Вам также приятно будет услышать, что со времени нашей последней с вами встречи я ни разу не спала в шкафу и перестала принимать ванну по ночам. Теперь я могу побрить ноги просто под душем, и мне больше не требуется по два раза мыть волосы и полоскать их кондиционером. Более чем в половине случаев я могу мочиться без всяких глубоких вдохов-выдохов и есть, когда мне этого хочется. Иногда я даже не слышу укоряющего голоса Выродка, когда нарушаю эти его правила.

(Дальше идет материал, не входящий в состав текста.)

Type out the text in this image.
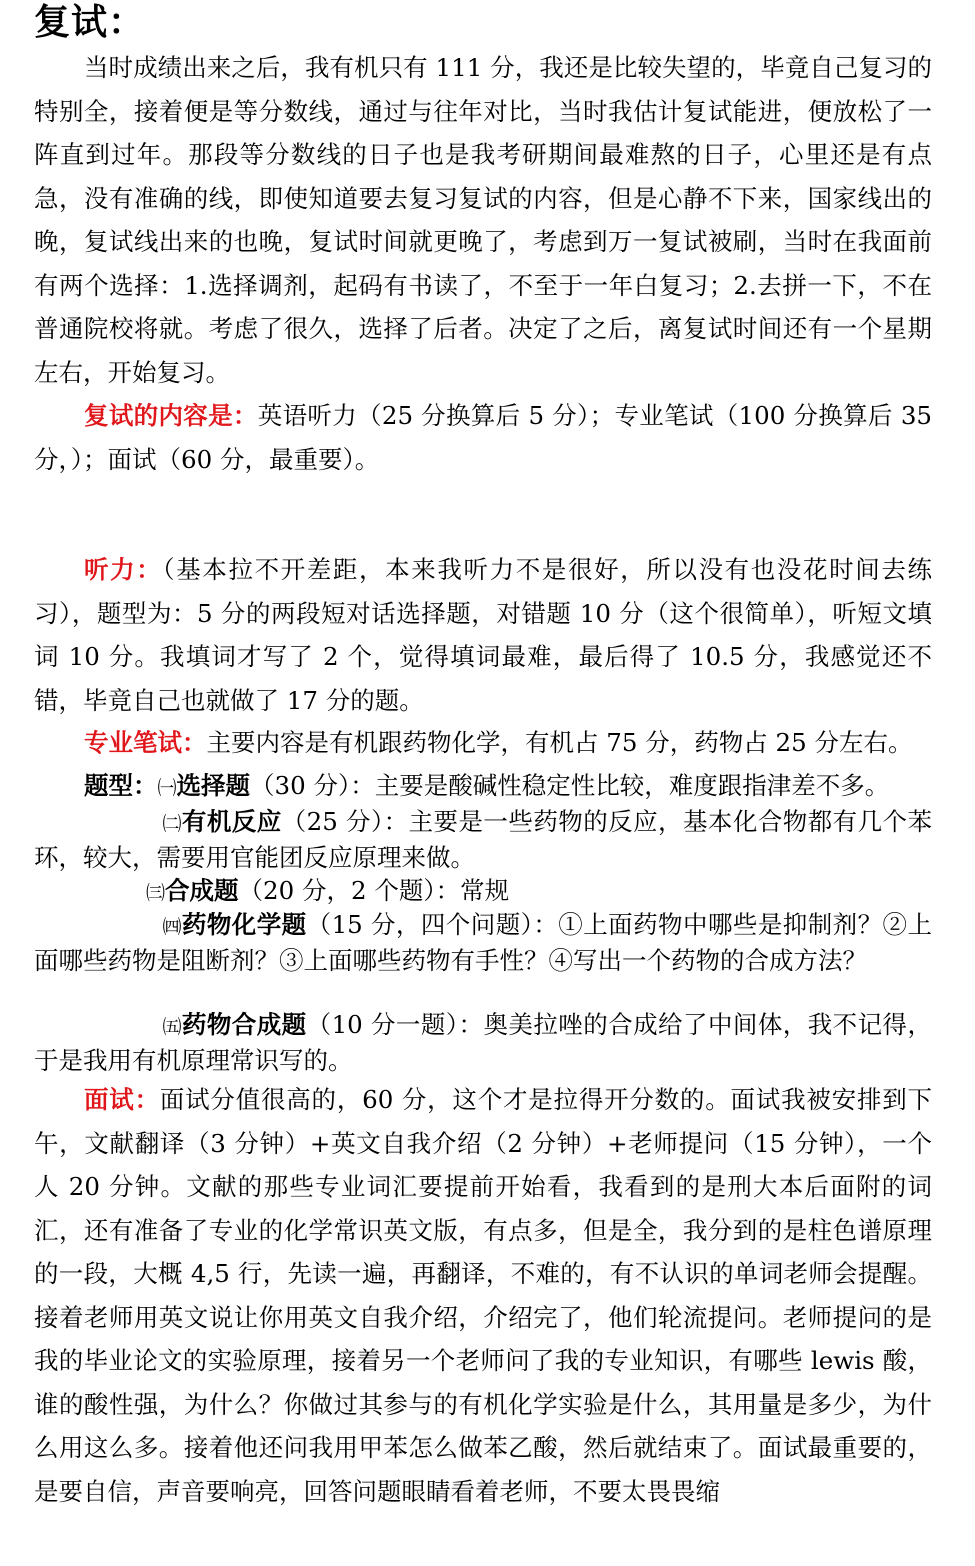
复试：

当时成绩出来之后，我有机只有 111 分，我还是比较失望的，毕竟自己复习的特别全，接着便是等分数线，通过与往年对比，当时我估计复试能进，便放松了一阵直到过年。那段等分数线的日子也是我考研期间最难熬的日子，心里还是有点急，没有准确的线，即使知道要去复习复试的内容，但是心静不下来，国家线出的晚，复试线出来的也晚，复试时间就更晚了，考虑到万一复试被刷，当时在我面前有两个选择：1.选择调剂，起码有书读了，不至于一年白复习；2.去拼一下，不在普通院校将就。考虑了很久，选择了后者。决定了之后，离复试时间还有一个星期左右，开始复习。

复试的内容是：英语听力（25 分换算后 5 分）；专业笔试（100 分换算后 35 分，）；面试（60 分，最重要）。

听力：（基本拉不开差距，本来我听力不是很好，所以没有也没花时间去练习），题型为：5 分的两段短对话选择题，对错题 10 分（这个很简单），听短文填词 10 分。我填词才写了 2 个，觉得填词最难，最后得了 10.5 分，我感觉还不错，毕竟自己也就做了 17 分的题。

专业笔试：主要内容是有机跟药物化学，有机占 75 分，药物占 25 分左右。

题型：㈠选择题（30 分）：主要是酸碱性稳定性比较，难度跟指津差不多。

㈡有机反应（25 分）：主要是一些药物的反应，基本化合物都有几个苯环，较大，需要用官能团反应原理来做。

㈢合成题（20 分，2 个题）：常规

㈣药物化学题（15 分，四个问题）：①上面药物中哪些是抑制剂？②上面哪些药物是阻断剂？③上面哪些药物有手性？④写出一个药物的合成方法？

㈤药物合成题（10 分一题）：奥美拉唑的合成给了中间体，我不记得，于是我用有机原理常识写的。

面试：面试分值很高的，60 分，这个才是拉得开分数的。面试我被安排到下午，文献翻译（3 分钟）+英文自我介绍（2 分钟）+老师提问（15 分钟），一个人 20 分钟。文献的那些专业词汇要提前开始看，我看到的是刑大本后面附的词汇，还有准备了专业的化学常识英文版，有点多，但是全，我分到的是柱色谱原理的一段，大概 4,5 行，先读一遍，再翻译，不难的，有不认识的单词老师会提醒。接着老师用英文说让你用英文自我介绍，介绍完了，他们轮流提问。老师提问的是我的毕业论文的实验原理，接着另一个老师问了我的专业知识，有哪些 lewis 酸，谁的酸性强，为什么？你做过其参与的有机化学实验是什么，其用量是多少，为什么用这么多。接着他还问我用甲苯怎么做苯乙酸，然后就结束了。面试最重要的，是要自信，声音要响亮，回答问题眼睛看着老师，不要太畏畏缩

Единственная вещь, которая продолжает изводить меня, – это та глупая фотография, которая была у Выродка, мой старый снимок. Я не думала о ней с момента возвращения домой, но, после того как рассказала о ней вам, на следующий день во время одного из многочисленных обследований дома в поисках того, что мог украсть этот мерзавец, я случайно наткнулась на нее в маленькой коробке, где держу вещи, которые привезла с собой с гор.
В агентстве по торговле недвижимостью, где я работала, были отгороженные кабинки для сотрудников, и над моим письменным столом висела пробковая доска, на которой было приколото много всяких фотографий, и я думаю, что, возможно, Выродок взял ее оттуда. Если он действительно подбирал себе дом, как говорил, то, возможно, заходил в офис, чтобы встретиться с риэлтором. Насколько я понимаю, тогда он и мог увидеть меня. Но зачем мне вешать собственное фото у себя в офисе? И почему я морочу себе голову, пытаясь это выяснить? Ведь, похоже, это больше не имеет ни малейшего значения. Черт, иногда мне кажется, что мозг мой специально выискивает всякий бред, чтобы превратить его в навязчивую идею. Это напоминает попытку заставить спать одновременно нескольких детей: только уложил одного, как другой уже вскочил и норовит сбежать.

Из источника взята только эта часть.